Contaminant exchange rates in estuaries - New formulae accounting for advection and dispersion

•We have developed the advection/dispersive timescale diagram.•A newly modified LOICZ model is proposed.•The advective and dispersive contribution to water renewal can be quantified.•Different formulae to estimate transport timescales are assessed.

The transport timescales of water in an estuary are important measurements for monitoring pollution threats to the estuarine ecosystem. In this study we re-evaluated the application of simple analytical solutions to estimate these timescales and found that the Land Ocean Interaction Costal Zone model (LOICZ) uses similar equation as from the fresh water fraction model, and thus often resulting in shortened transport timescales. Therefore, the LOICZ model is neither based upon the well-known Knudsen relation nor Fischer formulation.

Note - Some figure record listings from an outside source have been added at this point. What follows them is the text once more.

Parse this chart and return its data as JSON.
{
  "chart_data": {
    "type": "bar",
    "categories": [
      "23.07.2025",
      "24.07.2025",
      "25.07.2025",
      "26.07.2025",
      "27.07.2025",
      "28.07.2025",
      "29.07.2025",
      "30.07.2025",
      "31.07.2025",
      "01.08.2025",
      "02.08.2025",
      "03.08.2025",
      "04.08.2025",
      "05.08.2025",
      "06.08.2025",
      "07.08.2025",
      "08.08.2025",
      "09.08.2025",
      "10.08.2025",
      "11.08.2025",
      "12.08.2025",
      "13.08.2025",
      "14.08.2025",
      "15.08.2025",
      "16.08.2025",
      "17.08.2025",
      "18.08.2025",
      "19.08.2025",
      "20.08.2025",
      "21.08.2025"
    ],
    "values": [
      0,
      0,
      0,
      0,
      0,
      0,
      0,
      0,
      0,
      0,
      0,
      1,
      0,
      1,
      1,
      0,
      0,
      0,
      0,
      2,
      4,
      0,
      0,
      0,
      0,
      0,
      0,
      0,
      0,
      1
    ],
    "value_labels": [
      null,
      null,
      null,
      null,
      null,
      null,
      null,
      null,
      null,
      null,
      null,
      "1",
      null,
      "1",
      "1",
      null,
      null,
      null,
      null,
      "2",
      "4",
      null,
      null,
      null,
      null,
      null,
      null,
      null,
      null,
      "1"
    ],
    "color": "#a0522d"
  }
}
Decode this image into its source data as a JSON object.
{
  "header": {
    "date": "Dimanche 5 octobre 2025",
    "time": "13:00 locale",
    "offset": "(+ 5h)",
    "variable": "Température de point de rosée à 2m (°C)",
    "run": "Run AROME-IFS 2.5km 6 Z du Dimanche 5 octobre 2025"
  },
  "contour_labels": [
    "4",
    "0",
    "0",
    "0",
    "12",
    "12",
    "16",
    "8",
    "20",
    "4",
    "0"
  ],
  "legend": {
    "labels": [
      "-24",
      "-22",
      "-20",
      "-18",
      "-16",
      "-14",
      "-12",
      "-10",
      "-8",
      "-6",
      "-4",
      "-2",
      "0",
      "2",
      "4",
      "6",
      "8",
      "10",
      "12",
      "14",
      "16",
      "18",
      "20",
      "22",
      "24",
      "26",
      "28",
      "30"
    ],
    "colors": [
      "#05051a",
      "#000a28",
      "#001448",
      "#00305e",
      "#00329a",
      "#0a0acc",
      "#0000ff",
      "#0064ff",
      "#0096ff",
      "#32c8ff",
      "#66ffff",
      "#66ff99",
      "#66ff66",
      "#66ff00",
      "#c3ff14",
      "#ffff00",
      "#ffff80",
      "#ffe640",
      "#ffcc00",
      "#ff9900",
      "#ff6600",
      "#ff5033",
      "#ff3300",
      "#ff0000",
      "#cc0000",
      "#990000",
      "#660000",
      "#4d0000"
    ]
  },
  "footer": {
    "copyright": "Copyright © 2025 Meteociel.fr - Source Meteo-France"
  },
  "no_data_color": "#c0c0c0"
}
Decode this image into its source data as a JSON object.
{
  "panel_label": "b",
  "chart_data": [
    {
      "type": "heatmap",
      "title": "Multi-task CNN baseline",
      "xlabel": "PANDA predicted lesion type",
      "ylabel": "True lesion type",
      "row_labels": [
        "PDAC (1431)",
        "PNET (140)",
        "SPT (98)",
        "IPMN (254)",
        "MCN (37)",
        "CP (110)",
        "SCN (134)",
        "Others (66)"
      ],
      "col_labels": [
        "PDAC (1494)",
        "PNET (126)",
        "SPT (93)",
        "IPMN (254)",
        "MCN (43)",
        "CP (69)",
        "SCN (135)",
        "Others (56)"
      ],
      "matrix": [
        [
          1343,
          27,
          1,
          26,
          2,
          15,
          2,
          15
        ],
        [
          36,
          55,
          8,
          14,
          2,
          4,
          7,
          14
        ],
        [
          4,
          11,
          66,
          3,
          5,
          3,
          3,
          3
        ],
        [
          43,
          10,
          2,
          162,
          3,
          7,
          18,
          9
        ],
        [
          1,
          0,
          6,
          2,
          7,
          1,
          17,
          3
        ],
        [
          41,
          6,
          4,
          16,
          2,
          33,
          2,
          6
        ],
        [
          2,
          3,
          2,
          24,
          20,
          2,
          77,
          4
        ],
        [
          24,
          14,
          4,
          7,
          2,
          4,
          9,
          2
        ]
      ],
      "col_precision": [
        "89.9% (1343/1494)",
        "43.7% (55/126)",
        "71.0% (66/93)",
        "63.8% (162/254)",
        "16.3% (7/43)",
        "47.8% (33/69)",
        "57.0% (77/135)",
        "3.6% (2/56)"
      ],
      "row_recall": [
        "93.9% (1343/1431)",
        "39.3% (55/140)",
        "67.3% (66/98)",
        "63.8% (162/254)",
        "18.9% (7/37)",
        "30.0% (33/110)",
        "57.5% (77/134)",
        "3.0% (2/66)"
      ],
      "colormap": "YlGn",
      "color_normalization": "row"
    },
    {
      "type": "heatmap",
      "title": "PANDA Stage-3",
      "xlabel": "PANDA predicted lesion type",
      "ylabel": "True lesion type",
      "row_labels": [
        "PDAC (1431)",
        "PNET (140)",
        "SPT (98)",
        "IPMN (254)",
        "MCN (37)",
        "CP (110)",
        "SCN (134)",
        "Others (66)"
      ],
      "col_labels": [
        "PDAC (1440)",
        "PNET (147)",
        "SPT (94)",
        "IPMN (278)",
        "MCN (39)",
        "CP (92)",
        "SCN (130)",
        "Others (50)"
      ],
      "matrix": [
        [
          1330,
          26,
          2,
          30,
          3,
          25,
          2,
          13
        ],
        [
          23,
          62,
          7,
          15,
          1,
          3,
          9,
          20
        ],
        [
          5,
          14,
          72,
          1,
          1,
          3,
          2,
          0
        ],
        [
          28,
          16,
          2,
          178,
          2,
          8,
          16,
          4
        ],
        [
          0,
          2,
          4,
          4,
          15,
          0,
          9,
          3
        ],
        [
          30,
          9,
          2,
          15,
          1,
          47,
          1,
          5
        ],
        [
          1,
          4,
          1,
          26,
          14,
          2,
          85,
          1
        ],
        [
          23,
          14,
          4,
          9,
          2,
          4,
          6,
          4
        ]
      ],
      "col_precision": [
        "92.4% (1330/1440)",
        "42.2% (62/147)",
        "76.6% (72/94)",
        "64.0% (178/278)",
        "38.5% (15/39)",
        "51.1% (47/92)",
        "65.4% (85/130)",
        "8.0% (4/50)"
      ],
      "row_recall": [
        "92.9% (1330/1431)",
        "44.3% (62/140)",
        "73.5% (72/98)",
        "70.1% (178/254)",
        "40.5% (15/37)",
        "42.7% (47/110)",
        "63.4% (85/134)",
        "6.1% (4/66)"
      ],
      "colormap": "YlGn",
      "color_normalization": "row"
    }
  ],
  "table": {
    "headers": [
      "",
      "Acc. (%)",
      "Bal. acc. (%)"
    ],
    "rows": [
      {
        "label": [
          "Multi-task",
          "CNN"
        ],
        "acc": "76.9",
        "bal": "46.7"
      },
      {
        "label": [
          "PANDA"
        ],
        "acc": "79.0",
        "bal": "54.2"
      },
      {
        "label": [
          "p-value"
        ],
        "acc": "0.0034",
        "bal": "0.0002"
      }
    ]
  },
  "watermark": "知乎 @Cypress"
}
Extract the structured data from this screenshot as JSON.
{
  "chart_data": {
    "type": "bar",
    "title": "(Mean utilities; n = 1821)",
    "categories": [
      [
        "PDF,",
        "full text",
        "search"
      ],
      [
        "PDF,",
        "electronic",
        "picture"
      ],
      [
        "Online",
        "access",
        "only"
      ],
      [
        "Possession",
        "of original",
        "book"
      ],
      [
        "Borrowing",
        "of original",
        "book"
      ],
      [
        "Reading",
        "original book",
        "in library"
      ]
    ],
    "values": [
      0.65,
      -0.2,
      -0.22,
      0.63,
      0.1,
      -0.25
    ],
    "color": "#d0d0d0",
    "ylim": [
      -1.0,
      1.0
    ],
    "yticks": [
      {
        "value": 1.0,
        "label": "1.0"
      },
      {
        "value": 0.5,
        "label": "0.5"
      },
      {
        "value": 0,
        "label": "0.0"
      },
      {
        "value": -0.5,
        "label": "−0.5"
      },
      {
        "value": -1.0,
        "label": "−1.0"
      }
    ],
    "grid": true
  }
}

Three transport timescales, namely water renewal, residence time and exposure time were calculated using analytical solutions for a range of estuaries worldwide. The analytical results were compared with available estimates of residence times from numerical models. The theoretical formulation from the LOICZ, the fresh water fraction model, and a newly proposed modified LOICZ model were used to calculate water renewal. Residence times and exposure times were calculated using the Constituent-oriented Age and Residence time Theory (CART). The modified LOICZ model was found to be the most comparable to residence times from numerical models, with r2 ∼ 0.7. In addition to the proposed modified LOICZ model (which uses Fischer formulation), we have developed an advection-dispersion timescale diagram. This graphic conceptual model provides a visual representation of the relative contribution of advective and dispersive processes to water renewal for different estuaries. Estuaries can be categorized as either dominated by dispersion, dominated by advection, or having dispersion and advection of similar magnitude.